N.C. Secretary of Commerce speaks at luncheonNovember 04, 2013
By Paula Seligson, The Smithfield Herald — email@example.com
North Carolina’s secretary of commerce visited Johnston County last week, outlining five ways the state can grow its economy and how Johnston is well positioned to be part of that growth.
Sharon Decker was keynote speaker for the annual Johnston County Economic Development Luncheon, held Oct. 29 at the Agricultural Center near Smithfield. The county’s chambers of commerce hosted the luncheon, and the 180-plus audience came from business, nonprofits and local government. Duke Energy was the presenting sponsor for the event.
Decker first spoke about Johnston County’s advantages. Although growth of the state’s urban centers is important, North Carolina is ultimately a rural state, she said. Johnston County is in the middle – close to the urban Triangle but benefiting too from growth driven by the economies of its town. Those strengths, combined with ample infrastructure, growing highway corridors and a large farm industry, make Johnston County strong, Decker said.

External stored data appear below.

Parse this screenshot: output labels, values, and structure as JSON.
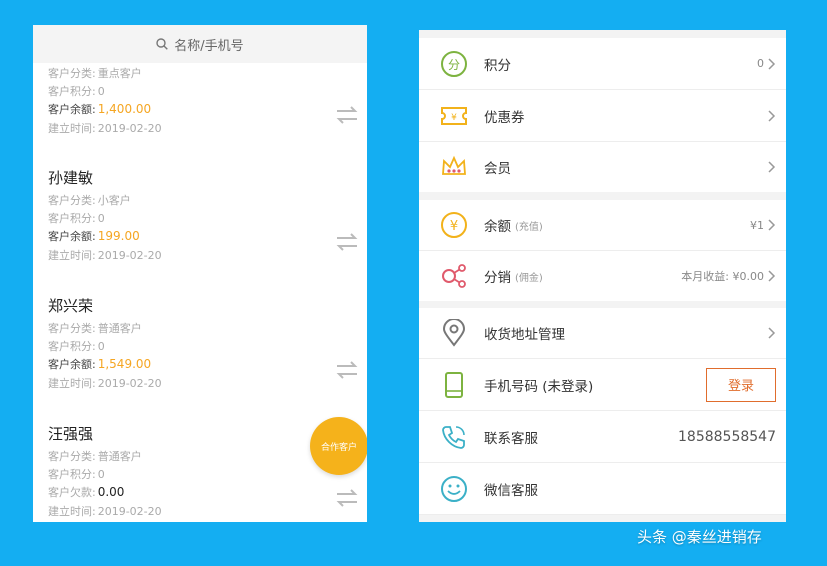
{
  "left": {
    "search_placeholder": "名称/手机号",
    "customers": [
      {
        "name": "",
        "category_label": "客户分类:",
        "category": "重点客户",
        "points_label": "客户积分:",
        "points": "0",
        "balance_label": "客户余额:",
        "balance": "1,400.00",
        "created_label": "建立时间:",
        "created": "2019-02-20"
      },
      {
        "name": "孙建敏",
        "category_label": "客户分类:",
        "category": "小客户",
        "points_label": "客户积分:",
        "points": "0",
        "balance_label": "客户余额:",
        "balance": "199.00",
        "created_label": "建立时间:",
        "created": "2019-02-20"
      },
      {
        "name": "郑兴荣",
        "category_label": "客户分类:",
        "category": "普通客户",
        "points_label": "客户积分:",
        "points": "0",
        "balance_label": "客户余额:",
        "balance": "1,549.00",
        "created_label": "建立时间:",
        "created": "2019-02-20"
      },
      {
        "name": "汪强强",
        "category_label": "客户分类:",
        "category": "普通客户",
        "points_label": "客户积分:",
        "points": "0",
        "balance_label": "客户欠款:",
        "balance": "0.00",
        "created_label": "建立时间:",
        "created": "2019-02-20"
      }
    ],
    "fab_label": "合作客户"
  },
  "right": {
    "points": {
      "label": "积分",
      "value": "0"
    },
    "coupons": {
      "label": "优惠券"
    },
    "member": {
      "label": "会员"
    },
    "balance": {
      "label": "余额",
      "sub": "(充值)",
      "value": "¥1"
    },
    "distribution": {
      "label": "分销",
      "sub": "(佣金)",
      "value": "本月收益: ¥0.00"
    },
    "address": {
      "label": "收货地址管理"
    },
    "phone": {
      "label": "手机号码 (未登录)",
      "login_button": "登录"
    },
    "service": {
      "label": "联系客服",
      "phone": "18588558547"
    },
    "wechat": {
      "label": "微信客服"
    }
  },
  "watermark": "头条 @秦丝进销存",
  "colors": {
    "background": "#14aef2",
    "gold": "#f5a623",
    "fab": "#f5b21b",
    "login": "#e06d2d",
    "icon_green": "#7db340",
    "icon_yellow": "#f2b21b",
    "icon_pink": "#e05a6c",
    "icon_gray": "#777777",
    "icon_teal": "#3bb0c7"
  }
}
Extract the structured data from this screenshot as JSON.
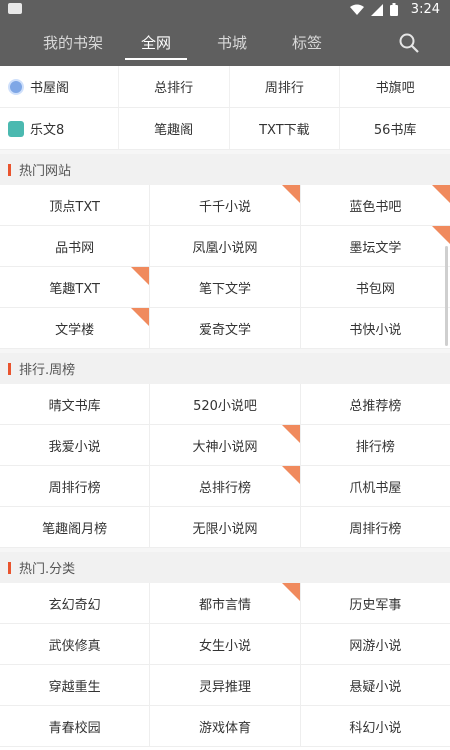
{
  "status": {
    "time": "3:24"
  },
  "tabs": [
    {
      "label": "我的书架"
    },
    {
      "label": "全网"
    },
    {
      "label": "书城"
    },
    {
      "label": "标签"
    }
  ],
  "top_links": [
    [
      "书屋阁",
      "总排行",
      "周排行",
      "书旗吧"
    ],
    [
      "乐文8",
      "笔趣阁",
      "TXT下载",
      "56书库"
    ]
  ],
  "sections": [
    {
      "title": "热门网站",
      "rows": [
        [
          {
            "t": "顶点TXT",
            "hot": false
          },
          {
            "t": "千千小说",
            "hot": true
          },
          {
            "t": "蓝色书吧",
            "hot": true
          }
        ],
        [
          {
            "t": "品书网",
            "hot": false
          },
          {
            "t": "凤凰小说网",
            "hot": false
          },
          {
            "t": "墨坛文学",
            "hot": true
          }
        ],
        [
          {
            "t": "笔趣TXT",
            "hot": true
          },
          {
            "t": "笔下文学",
            "hot": false
          },
          {
            "t": "书包网",
            "hot": false
          }
        ],
        [
          {
            "t": "文学楼",
            "hot": true
          },
          {
            "t": "爱奇文学",
            "hot": false
          },
          {
            "t": "书快小说",
            "hot": false
          }
        ]
      ]
    },
    {
      "title": "排行.周榜",
      "rows": [
        [
          {
            "t": "晴文书库",
            "hot": false
          },
          {
            "t": "520小说吧",
            "hot": false
          },
          {
            "t": "总推荐榜",
            "hot": false
          }
        ],
        [
          {
            "t": "我爱小说",
            "hot": false
          },
          {
            "t": "大神小说网",
            "hot": true
          },
          {
            "t": "排行榜",
            "hot": false
          }
        ],
        [
          {
            "t": "周排行榜",
            "hot": false
          },
          {
            "t": "总排行榜",
            "hot": true
          },
          {
            "t": "爪机书屋",
            "hot": false
          }
        ],
        [
          {
            "t": "笔趣阁月榜",
            "hot": false
          },
          {
            "t": "无限小说网",
            "hot": false
          },
          {
            "t": "周排行榜",
            "hot": false
          }
        ]
      ]
    },
    {
      "title": "热门.分类",
      "rows": [
        [
          {
            "t": "玄幻奇幻",
            "hot": false
          },
          {
            "t": "都市言情",
            "hot": true
          },
          {
            "t": "历史军事",
            "hot": false
          }
        ],
        [
          {
            "t": "武侠修真",
            "hot": false
          },
          {
            "t": "女生小说",
            "hot": false
          },
          {
            "t": "网游小说",
            "hot": false
          }
        ],
        [
          {
            "t": "穿越重生",
            "hot": false
          },
          {
            "t": "灵异推理",
            "hot": false
          },
          {
            "t": "悬疑小说",
            "hot": false
          }
        ],
        [
          {
            "t": "青春校园",
            "hot": false
          },
          {
            "t": "游戏体育",
            "hot": false
          },
          {
            "t": "科幻小说",
            "hot": false
          }
        ]
      ]
    }
  ],
  "colors": {
    "header": "#5f5f5f",
    "accent": "#e9542e",
    "hot_corner": "#f08a5d"
  },
  "icons": {
    "search": "search-icon",
    "site1": "globe-icon",
    "site2": "leaf-icon"
  }
}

“I would tell you that you folks are sitting in a very good position for growth, as you can capitalize on the growth that is happening in the Triangle (and) the growth that you can initiate right here in your own community,” she said.
Decker then outlined five areas where North Carolina can grow its economy:
“Every North Carolinian deserves to live a healthy life,” though not all choose to do so, Decker said.
She said all North Carolinians should have access to health care, clean air and water and healthy foods. The state needs to focus also on childhood obesity, she said.
Keeping citizens healthy brings in business, Decker said, because one of the fastest-growing costs in business is health insurance for employees.
“You cannot separate education from economic development,” she said. “If you do not have a good, strong education system, you will not be attracting businesses to your state.”
Decker said the state’s community college system is one of its most valuable resources. She speaks with CEOs who say they want to come to the state because they know the community colleges will train workers. North Carolina needs to work harder to connect high school students to its community colleges and university system, she said.
Two of the state’s most important industries are advanced manufacturing and agribusiness, she said. But schools don’t necessarily encourage young people to pursue those fields.
Decker shared an experience from her childhood. Growing up in a mill town, she said her parents would tell her, “You can grow up and be and do anything you want to be and do, but for God’s sake, don’t come back and work in the mill.”
She posed the same question to the audience: “You can grow up and be and do anything you want to be, but don’t come back and what? Work on the farm?”
But parents should be encouraging their children to pursue agribusiness and advanced manufacturing, she said.
The state needs not only roads, trains and airports but also communication infrastructure. Deckersaid people should be able to do business and communicate in the state’s most urban areas as well as its most rural.
Decker sees at future in exporting North Carolina’s products; right now, only about 2 percent of businesses export products to other countries, and of those, most export to just one country.
Culture and quality of life
Tourism, arts, travel and culture, along with Decker’s fifth area – quality of life and environment – are important for the state’s growth.
Decker said she asks CEOs why they chose North Carolian for their businesses, and the answer often comes down to quality of life. “We just liked it” is a common response, she said.
Decker said people who grow up in the state often take for granted its culture and quality of life.
“The richness of our community, what you create at gatherings like this, is one of the greatest advantages that North Carolina offers,” she said. “Not everybody works and lives like we do.”
Chris Johnson, the county’s economic-development director, endorsed Decker’s assessment of Johnston County.
“We’re right in the crosshairs of tremendous growth,” he said. “We will not be selling out of an empty wagon, that’s for sure.”
Photo: Chris Johnson, Johnston County Economic Development; John Nelms, Duke Energy; Sharon Decker, Secretary of Commerce; Loretta Byrd, Benson Chamber; Earl Worley, Smithfield Selma Chamber and KS Bank; Kim Hinson, Benson Chamber.